Nine months have passed since the Legislature approved a new Vikings stadium, and, despite a few minor glitches, the project appears to be headed for its scheduled opening in 2016. But progress has stalled on another part of the same legislation: the much-needed renovation of Target Center.

After missing a December deadline, negotiations have resumed among the main players -- the city of Minneapolis, the Timberwolves and AEG, the global sports management firm that operates the city-owned arena. The impasse has involved both the scope of the project and the public/private financial split, although, in separate interviews this week, Mayor R.T. Rybak and Timberwolves CEO Rob Moor each expressed optimism that the sides are close to a resolution. Each declined to discuss details until a full agreement is reached. We hope their optimism is well-founded. Going back to square one shouldn't be an option.

The renovation's price tag was initially estimated at $150 million, with the city expected to cover two-thirds of the cost by redirecting some of its entertainment tax proceeds. Later, the estimate dropped to $130 million, then to $100 million. This week Rybak again mentioned the $130 million figure as the scope of the project appears to be shifting toward including a long-term reserve fund to keep the 22-year-old building from again falling into disrepair. That's a wise move.

As for the split, neither the city nor the Wolves wanted to talk about exact numbers, although it's clear that the city would like the private partners to commit to a larger share than the original one-third.

"We'll take the time that this needs," said Rybak, adding that the deal's complexity is heightened with three parties involved and a bundle of improvements that must be made in phases while the arena remains open.

Of the NBA's 29 arenas, only five are older than Target Center, which opened in 1990. Three of those older buildings -- in New York, Detroit and Oakland -- have undergone major renovations. The other two seem destined for the wrecking ball, with Milwaukee leaning toward replacing the Bradley Center and the Sacramento Kings likely headed for a new home in Seattle.

The Minneapolis-St. Paul market is extremely fortunate to have an NBA owner, Glen Taylor, who is committed to keeping the Wolves and Lynx in place with a sensible renovation and a lease extension rather than demanding a new building -- whether here or in another market -- as a way of boosting his franchise value.

Three kinds of renovations are badly needed at Target Center. First, the loading dock, elevator capacity and back-of-the-house space must be expanded to keep the building competitive for touring concerts and other major shows. Second, fan amenities (premium seating, restaurants, clubs, concessions) must be added to meet team and NBA standards. Third, the building's forbidding, fortress appearance must be made more inviting to fit with the city's emerging entertainment district.

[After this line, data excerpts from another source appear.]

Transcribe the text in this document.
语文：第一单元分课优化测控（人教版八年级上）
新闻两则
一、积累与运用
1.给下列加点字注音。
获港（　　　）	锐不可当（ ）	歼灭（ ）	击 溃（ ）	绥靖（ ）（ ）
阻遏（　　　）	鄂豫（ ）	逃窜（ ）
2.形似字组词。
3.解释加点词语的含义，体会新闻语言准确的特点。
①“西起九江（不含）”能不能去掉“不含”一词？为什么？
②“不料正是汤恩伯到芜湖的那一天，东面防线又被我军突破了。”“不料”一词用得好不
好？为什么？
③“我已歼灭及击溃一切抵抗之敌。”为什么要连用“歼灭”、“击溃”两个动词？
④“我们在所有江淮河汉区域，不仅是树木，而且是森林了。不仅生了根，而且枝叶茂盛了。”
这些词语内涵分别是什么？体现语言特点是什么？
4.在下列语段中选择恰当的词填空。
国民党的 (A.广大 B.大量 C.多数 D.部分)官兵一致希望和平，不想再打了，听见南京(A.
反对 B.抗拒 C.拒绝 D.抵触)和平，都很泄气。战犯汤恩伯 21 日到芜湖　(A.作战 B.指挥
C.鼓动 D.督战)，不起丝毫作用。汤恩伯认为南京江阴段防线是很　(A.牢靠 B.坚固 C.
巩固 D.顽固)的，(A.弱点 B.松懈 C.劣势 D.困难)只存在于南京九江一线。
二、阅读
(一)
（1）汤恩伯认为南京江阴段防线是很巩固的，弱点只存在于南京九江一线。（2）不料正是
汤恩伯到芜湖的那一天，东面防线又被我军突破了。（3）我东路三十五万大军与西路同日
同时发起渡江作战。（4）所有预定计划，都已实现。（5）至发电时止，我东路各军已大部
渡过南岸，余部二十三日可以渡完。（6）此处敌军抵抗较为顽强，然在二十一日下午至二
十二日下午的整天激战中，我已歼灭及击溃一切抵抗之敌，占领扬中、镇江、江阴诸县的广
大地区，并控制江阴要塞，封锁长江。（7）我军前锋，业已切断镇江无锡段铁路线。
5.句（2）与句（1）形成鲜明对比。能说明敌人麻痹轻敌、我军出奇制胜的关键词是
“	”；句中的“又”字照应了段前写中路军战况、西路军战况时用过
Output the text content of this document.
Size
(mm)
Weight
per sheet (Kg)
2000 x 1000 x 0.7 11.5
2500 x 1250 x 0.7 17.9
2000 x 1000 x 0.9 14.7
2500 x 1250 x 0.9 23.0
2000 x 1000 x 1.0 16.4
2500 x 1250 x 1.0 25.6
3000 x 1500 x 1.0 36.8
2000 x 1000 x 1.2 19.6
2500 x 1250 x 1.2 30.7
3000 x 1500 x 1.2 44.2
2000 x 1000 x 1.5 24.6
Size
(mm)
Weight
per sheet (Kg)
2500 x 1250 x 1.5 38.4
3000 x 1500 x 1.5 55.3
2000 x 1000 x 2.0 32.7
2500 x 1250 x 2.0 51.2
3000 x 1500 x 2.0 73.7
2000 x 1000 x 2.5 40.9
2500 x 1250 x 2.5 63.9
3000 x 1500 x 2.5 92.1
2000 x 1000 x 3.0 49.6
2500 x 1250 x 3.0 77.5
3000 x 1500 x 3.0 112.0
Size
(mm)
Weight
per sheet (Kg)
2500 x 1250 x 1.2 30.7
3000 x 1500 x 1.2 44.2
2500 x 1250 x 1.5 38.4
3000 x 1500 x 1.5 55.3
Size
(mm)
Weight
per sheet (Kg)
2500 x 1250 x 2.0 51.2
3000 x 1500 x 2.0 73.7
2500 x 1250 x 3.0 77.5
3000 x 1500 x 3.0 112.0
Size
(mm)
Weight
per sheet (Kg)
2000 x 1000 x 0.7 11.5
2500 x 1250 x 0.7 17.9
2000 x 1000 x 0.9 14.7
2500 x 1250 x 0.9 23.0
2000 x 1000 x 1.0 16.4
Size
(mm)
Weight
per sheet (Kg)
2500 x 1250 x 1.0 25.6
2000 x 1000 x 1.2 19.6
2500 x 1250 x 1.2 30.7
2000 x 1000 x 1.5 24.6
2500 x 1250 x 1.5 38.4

"The contrast with Target Field is huge," said Moor, who sees Target Center as part of the same entertainment complex. "The Twins have one of the best fan experiences in sports," he said, "and it's time for us to refresh this building. It has good bones and a great location."

Possibilities include a large glass feature on First Avenue, a new skyway to the A Ramp parking deck, an extension of Target Plaza that wraps around part of the building and connects to the new Interchange transit hub, and transparent concourses and stairways that open up the building's segmented interior.

To make most of that happen shouldn't be so difficult. A $130 million renovation is a bargain, given the latest price tags on new NBA arenas -- $512 million in Orlando, $1 billion in Brooklyn and a projected $490 million in Seattle. Our message to the city, the team and the management company: Let's more forward.